Warrenton River Walk
Start at the new Lighthouse Memorial near downtown Warrenton, Oregon or pick up trail at Carruthers Park on the road to Fort Stevens. This trail is expanding rapidly to circle all of Warrenton encompassing the Airport Dike Trail, Fort Stevens trails and the Fort to Sea trail. Check in with Warrenton Trails Association for more on the status of the trail and for scheduled, guided walks.
One of our favorite hikes is this 2+ mile path that circles the edge of Coffenbury Lake at Fort Stevens State Park.
A beautiful, woodsy urban park off Williamsport Road that dates back over a century. You’ll find the entrance arch from the old Weinhard Hotel, which was moved to the park after downtown Astoria burned down in 1922.
Saddle Mountain Trail
Three miles each way. Allow 3-4 hours for hiking plus time to enjoy the spectacular views at the top. Highest point is 3,283 feet. Usually open March to December. Drive to the trailhead at Saddle Mountain, the highest peak in the northern Coast Range, by taking Highway 26 to a clearly signed point 14 miles east of Seaside.

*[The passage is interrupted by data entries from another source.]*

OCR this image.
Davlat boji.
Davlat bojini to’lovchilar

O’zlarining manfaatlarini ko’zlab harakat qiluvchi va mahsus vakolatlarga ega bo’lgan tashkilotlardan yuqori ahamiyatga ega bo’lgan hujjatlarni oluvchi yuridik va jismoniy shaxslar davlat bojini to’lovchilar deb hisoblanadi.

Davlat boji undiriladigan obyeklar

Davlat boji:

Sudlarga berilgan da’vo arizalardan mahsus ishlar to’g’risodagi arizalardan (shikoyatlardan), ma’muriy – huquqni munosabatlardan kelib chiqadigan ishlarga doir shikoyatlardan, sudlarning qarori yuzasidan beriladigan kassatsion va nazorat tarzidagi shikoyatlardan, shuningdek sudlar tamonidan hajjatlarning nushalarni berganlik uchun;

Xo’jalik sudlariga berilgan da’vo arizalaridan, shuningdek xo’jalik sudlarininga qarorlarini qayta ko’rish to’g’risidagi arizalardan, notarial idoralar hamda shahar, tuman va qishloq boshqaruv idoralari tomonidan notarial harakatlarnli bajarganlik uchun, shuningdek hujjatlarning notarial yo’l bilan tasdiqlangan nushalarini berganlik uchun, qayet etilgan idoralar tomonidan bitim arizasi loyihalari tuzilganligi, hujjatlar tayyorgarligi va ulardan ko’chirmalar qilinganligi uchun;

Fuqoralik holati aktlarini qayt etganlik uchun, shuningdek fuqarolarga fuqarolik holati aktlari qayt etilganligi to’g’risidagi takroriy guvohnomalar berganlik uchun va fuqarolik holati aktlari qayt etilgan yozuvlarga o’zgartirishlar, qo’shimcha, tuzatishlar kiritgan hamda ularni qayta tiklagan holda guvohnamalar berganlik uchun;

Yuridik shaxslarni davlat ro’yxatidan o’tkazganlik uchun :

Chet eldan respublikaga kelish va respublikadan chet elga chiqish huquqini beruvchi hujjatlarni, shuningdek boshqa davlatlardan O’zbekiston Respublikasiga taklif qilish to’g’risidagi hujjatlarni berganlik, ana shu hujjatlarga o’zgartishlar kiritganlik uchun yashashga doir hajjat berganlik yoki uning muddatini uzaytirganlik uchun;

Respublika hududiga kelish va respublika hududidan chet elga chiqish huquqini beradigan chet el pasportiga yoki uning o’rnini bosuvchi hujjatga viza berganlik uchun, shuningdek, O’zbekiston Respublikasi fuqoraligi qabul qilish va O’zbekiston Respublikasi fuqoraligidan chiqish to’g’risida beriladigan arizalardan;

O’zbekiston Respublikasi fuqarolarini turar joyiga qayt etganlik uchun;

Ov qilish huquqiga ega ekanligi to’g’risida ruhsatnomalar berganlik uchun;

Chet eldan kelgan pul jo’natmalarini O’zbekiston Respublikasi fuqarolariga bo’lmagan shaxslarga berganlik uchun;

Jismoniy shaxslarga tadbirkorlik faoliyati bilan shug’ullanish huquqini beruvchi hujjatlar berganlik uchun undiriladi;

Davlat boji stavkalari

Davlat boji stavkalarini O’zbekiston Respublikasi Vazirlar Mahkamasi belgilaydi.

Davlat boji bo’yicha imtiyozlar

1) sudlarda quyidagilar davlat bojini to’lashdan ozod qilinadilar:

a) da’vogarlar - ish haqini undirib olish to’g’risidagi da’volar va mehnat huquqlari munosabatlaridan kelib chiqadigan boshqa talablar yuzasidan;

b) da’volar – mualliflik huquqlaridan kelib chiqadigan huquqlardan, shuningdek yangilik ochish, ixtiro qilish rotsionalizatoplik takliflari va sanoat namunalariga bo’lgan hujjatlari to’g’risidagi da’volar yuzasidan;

Saddle Mountain Recreation Area
Who hasn’t wanted to indulge a spirit of wanderlust and sail away to a foreign country or ride the Orient Express? In Astoria, Oregon, one of the Oregon coast’s deepwater ports, these romantic feelings for travel are heightened each time a ship glides by on the river. Visitors have a great view of the river traffic from a sheltered viewing deck at the end of 6th Street and from the dock at 17th Street, where two Coast Guard cutters, the Steadfast and the Alert, are stationed and river tour boats come to call.
The 14th Street ferry dock includes interpretive displays, describing the work of the Columbia Bar and river pilots and of the tug boats as you watch the vessels cruise by. In the past, the dangerous crossing of the Bar sunk more than 200 ships and over 2,000 vessels of all kinds, and the mouth of the Columbia was known as the graveyard of the Pacific. A radio speaker allows visitors to hear the live conversations of pilots and the Coast Guard as they go about their work on the river and out to sea. The shipping channel is very close to the Astoria shore, affording shipwatchers an extraordinary, close up view.